Scaling from leaf to crop canopy: Benefits of stomatal closure in soybean

Antriksh Srivastava, Venkatraman Srinivasan
Department of Civil Engineering, Indian Institute of Technology Madras, Chennai 600036, India

Soybean, one of the world’s four main staple crops, is an essential protein source. With rising water scarcity and climate change threats, improving water use efficiency (WUE) is crucial to sustain future yield increases. Decreasing stomatal conductance (gs) by manipulating stomatal size and density is a promising technique to enhance WUE. Here, the trade-off is improving WUE with minimal loss in photosynthesis (Anet).

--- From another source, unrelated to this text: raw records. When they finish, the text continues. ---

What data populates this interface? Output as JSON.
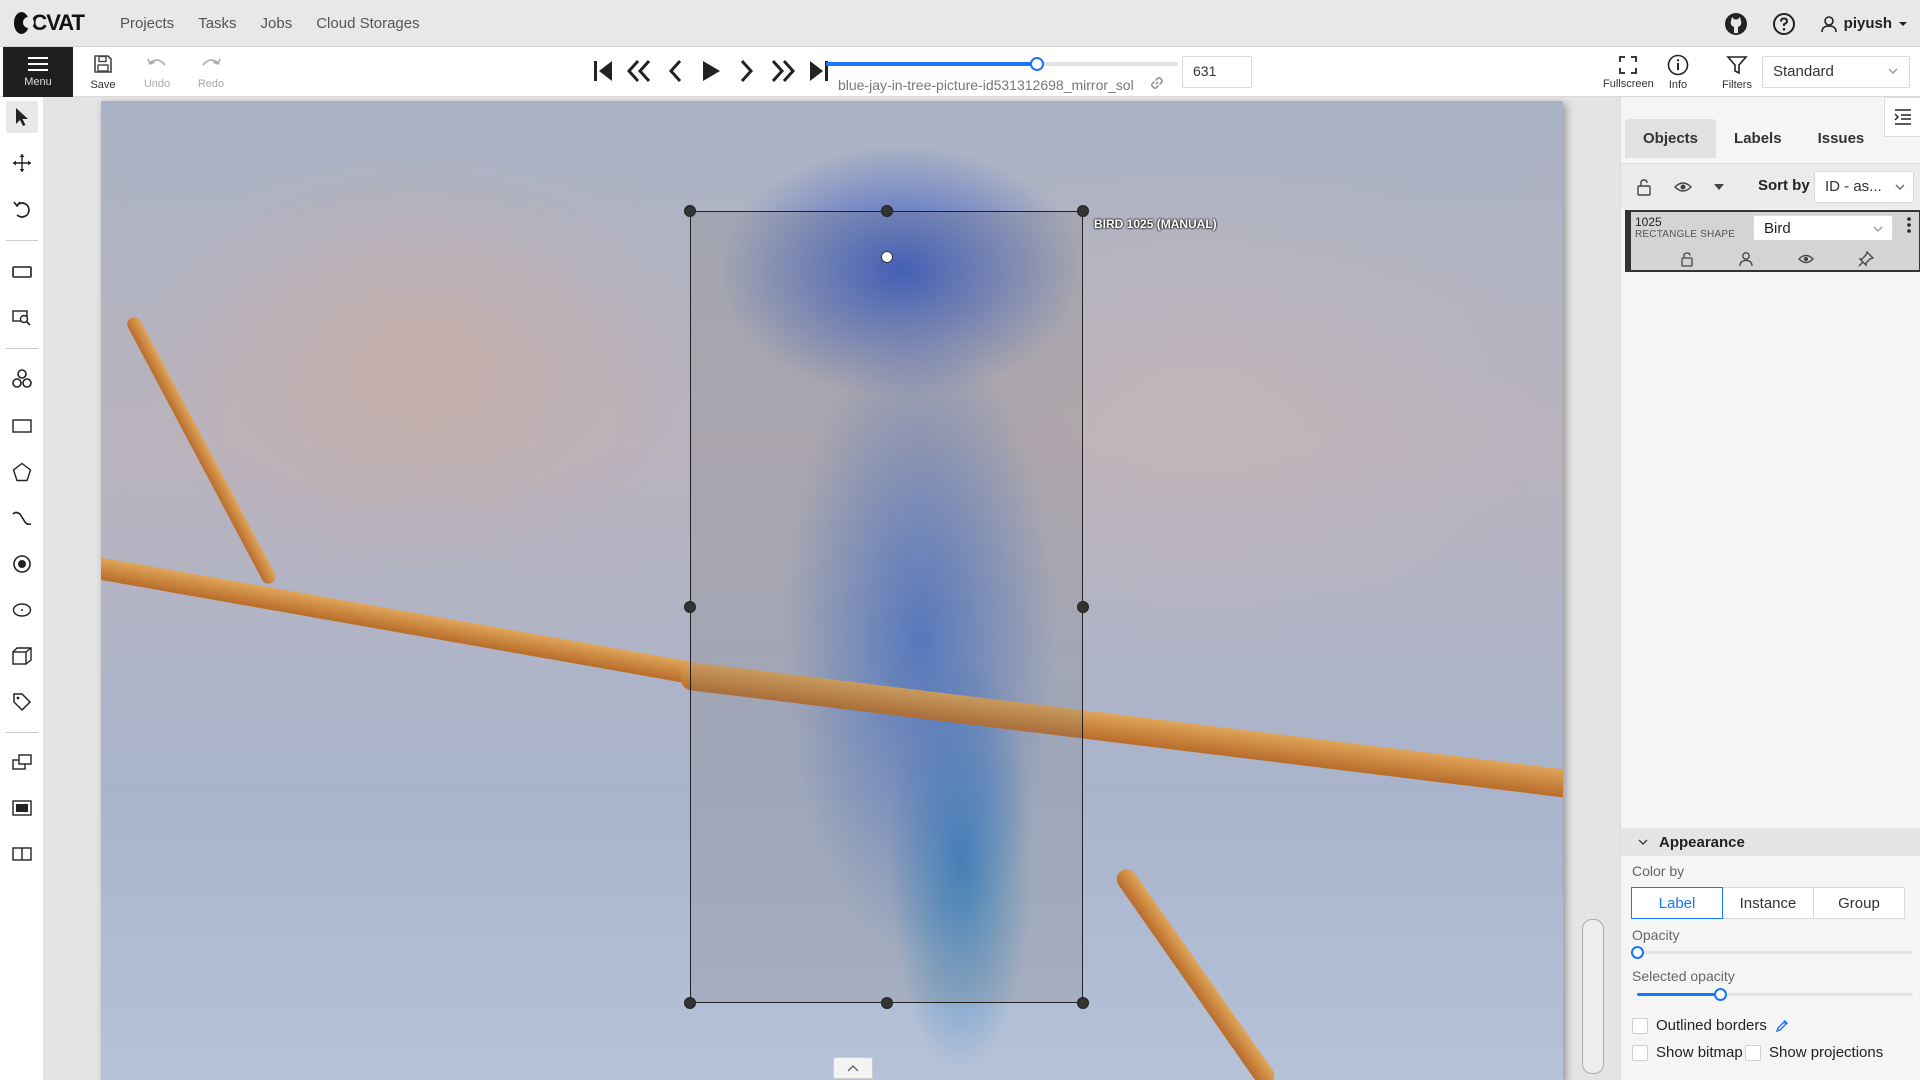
{
  "header": {
    "logo_text": "CVAT",
    "nav": [
      "Projects",
      "Tasks",
      "Jobs",
      "Cloud Storages"
    ],
    "username": "piyush"
  },
  "toolbar": {
    "menu_label": "Menu",
    "save_label": "Save",
    "undo_label": "Undo",
    "redo_label": "Redo",
    "filename": "blue-jay-in-tree-picture-id531312698_mirror_sol",
    "frame_number": "631",
    "frame_progress": 0.6,
    "fullscreen_label": "Fullscreen",
    "info_label": "Info",
    "filters_label": "Filters",
    "workspace": "Standard"
  },
  "canvas": {
    "object_label": "BIRD 1025 (MANUAL)"
  },
  "sidebar": {
    "tabs": [
      "Objects",
      "Labels",
      "Issues"
    ],
    "sort_by_label": "Sort by",
    "sort_value": "ID - as...",
    "object": {
      "id": "1025",
      "type": "RECTANGLE SHAPE",
      "label": "Bird"
    },
    "appearance": {
      "title": "Appearance",
      "color_by_label": "Color by",
      "color_by_options": [
        "Label",
        "Instance",
        "Group"
      ],
      "color_by_selected": "Label",
      "opacity_label": "Opacity",
      "opacity": 0.0,
      "selected_opacity_label": "Selected opacity",
      "selected_opacity": 0.3,
      "outlined_borders_label": "Outlined borders",
      "show_bitmap_label": "Show bitmap",
      "show_projections_label": "Show projections"
    }
  }
}
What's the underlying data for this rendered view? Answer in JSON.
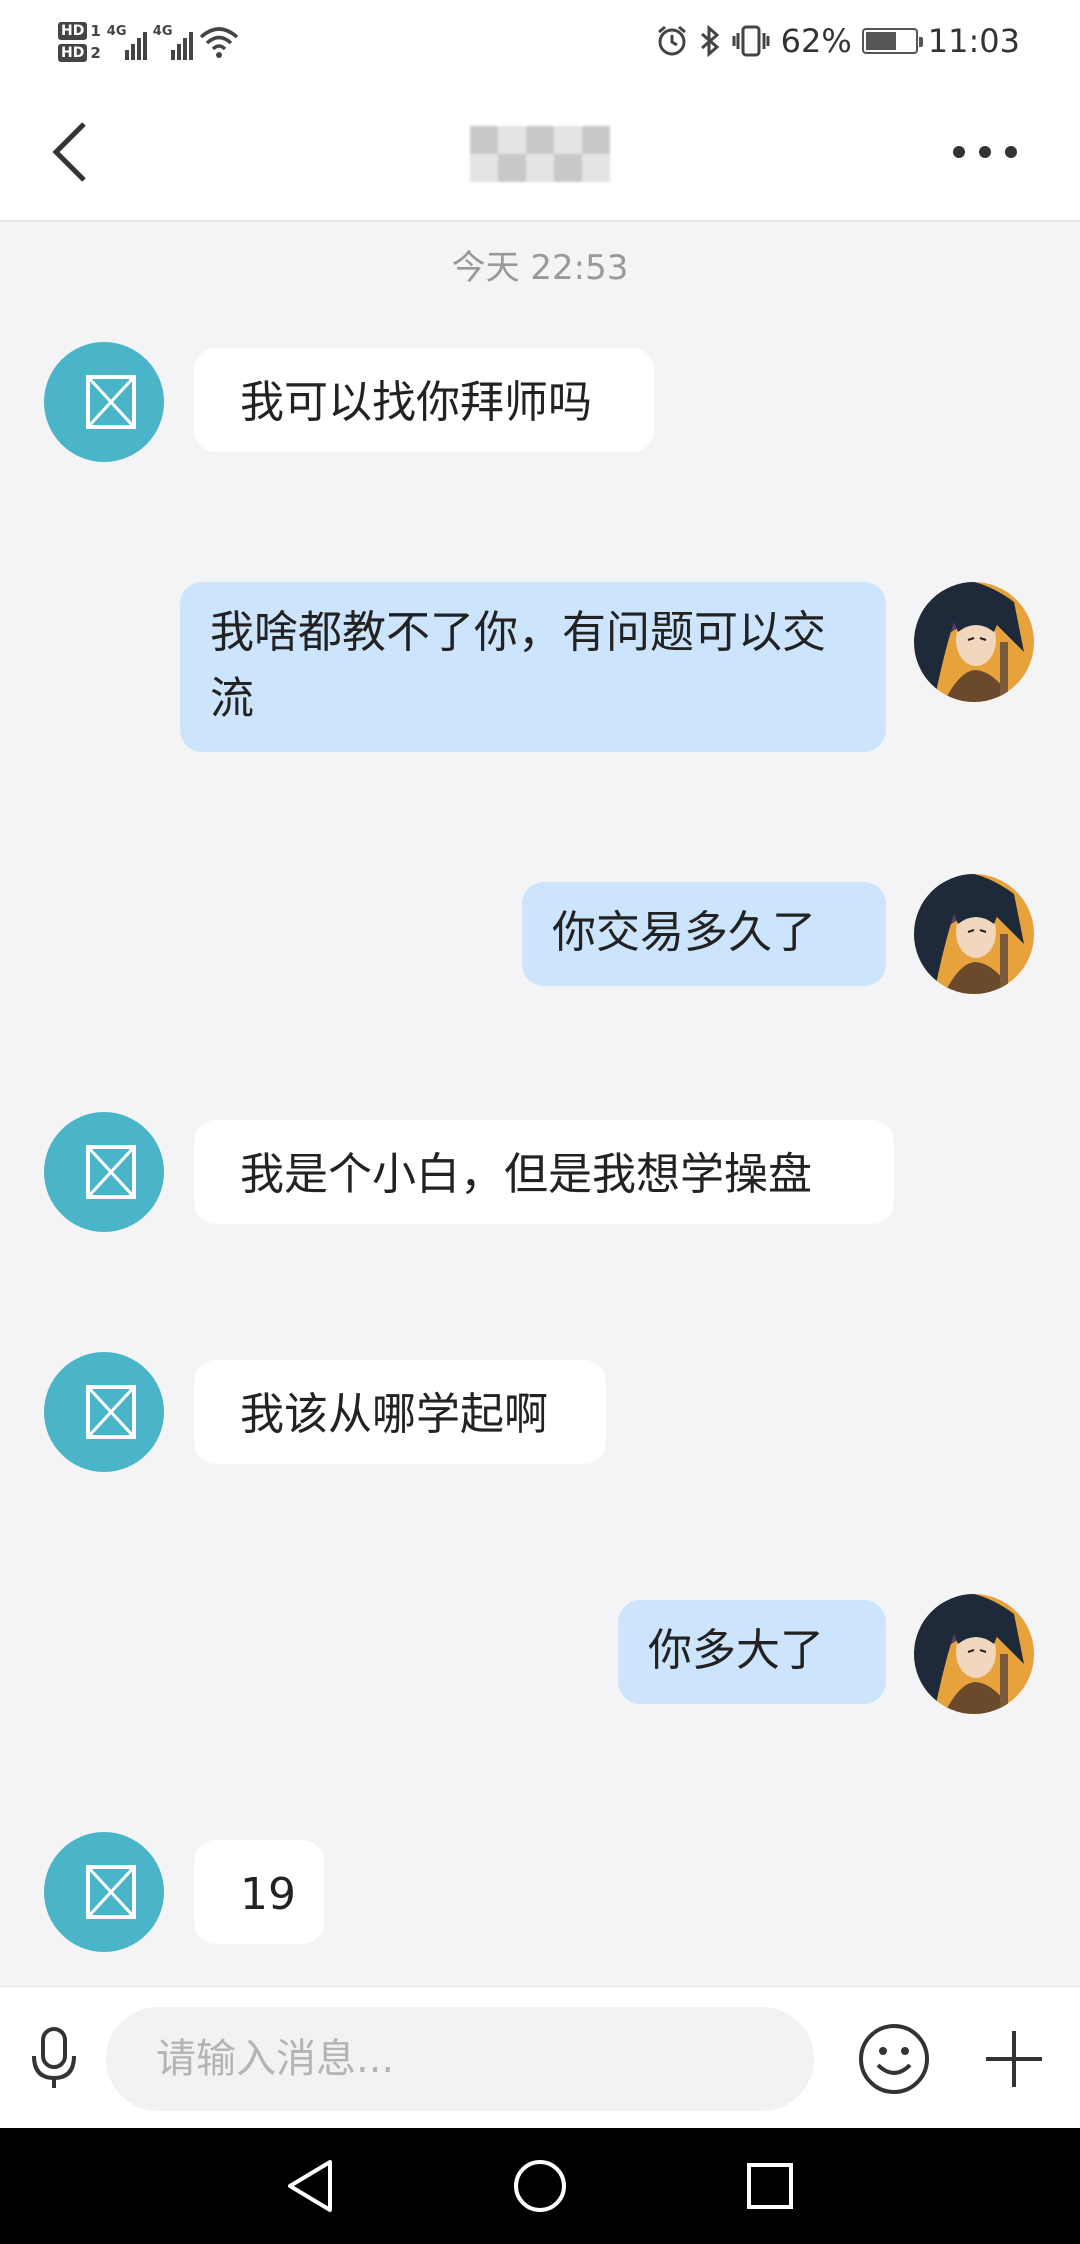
{
  "status_bar": {
    "network_1": "HD",
    "sim_1": "1",
    "network_2": "HD",
    "sim_2": "2",
    "signal_type_1": "4G",
    "signal_type_2": "4G",
    "battery_percent": "62%",
    "time": "11:03",
    "icons": [
      "wifi-icon",
      "alarm-icon",
      "bluetooth-icon",
      "vibrate-icon",
      "battery-icon"
    ]
  },
  "header": {
    "back_icon": "chevron-left-icon",
    "title_obscured": true,
    "more_icon": "more-horizontal-icon"
  },
  "chat": {
    "timestamp": "今天 22:53",
    "messages": [
      {
        "side": "in",
        "text": "我可以找你拜师吗",
        "avatar": "broken-image-avatar"
      },
      {
        "side": "out",
        "text": "我啥都教不了你，有问题可以交流",
        "avatar": "anime-character-avatar"
      },
      {
        "side": "out",
        "text": "你交易多久了",
        "avatar": "anime-character-avatar"
      },
      {
        "side": "in",
        "text": "我是个小白，但是我想学操盘",
        "avatar": "broken-image-avatar"
      },
      {
        "side": "in",
        "text": "我该从哪学起啊",
        "avatar": "broken-image-avatar"
      },
      {
        "side": "out",
        "text": "你多大了",
        "avatar": "anime-character-avatar"
      },
      {
        "side": "in",
        "text": "19",
        "avatar": "broken-image-avatar"
      }
    ]
  },
  "input_bar": {
    "placeholder": "请输入消息...",
    "value": "",
    "mic_icon": "microphone-icon",
    "emoji_icon": "emoji-icon",
    "plus_icon": "plus-icon"
  },
  "nav_bar": {
    "icons": [
      "back-triangle-icon",
      "home-circle-icon",
      "recents-square-icon"
    ]
  },
  "colors": {
    "background": "#f4f4f6",
    "incoming_bubble": "#ffffff",
    "outgoing_bubble": "#cce4fc",
    "avatar_placeholder": "#4ab5c9",
    "nav_bar": "#000000"
  }
}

Presently, studies investigating gs reduction in C3 crops are confined to controlled environments and have shown mixed results regarding its benefits, while the effect of gs reduction in the field has not been tested. Using a mechanistic crop model (vCanopy), we predict the trade-offs of gs reduction in soybean under field conditions. Our simulations indicate that leaf-level gs reduction benefits are diminished due to energy balance feedback, which increases leaf temperature (Tleaf) and water vapour pressure deficit (VPD). Additionally, at the crop canopy level, gs reduction trade-offs are further diminished due to altered canopy scale mixing and longwave radiation, leading to increased canopy Tleaf and microenvironment VPD. Consequently, a 20% gs reduction results in a 19% water saving but also a 9% drop in Anet.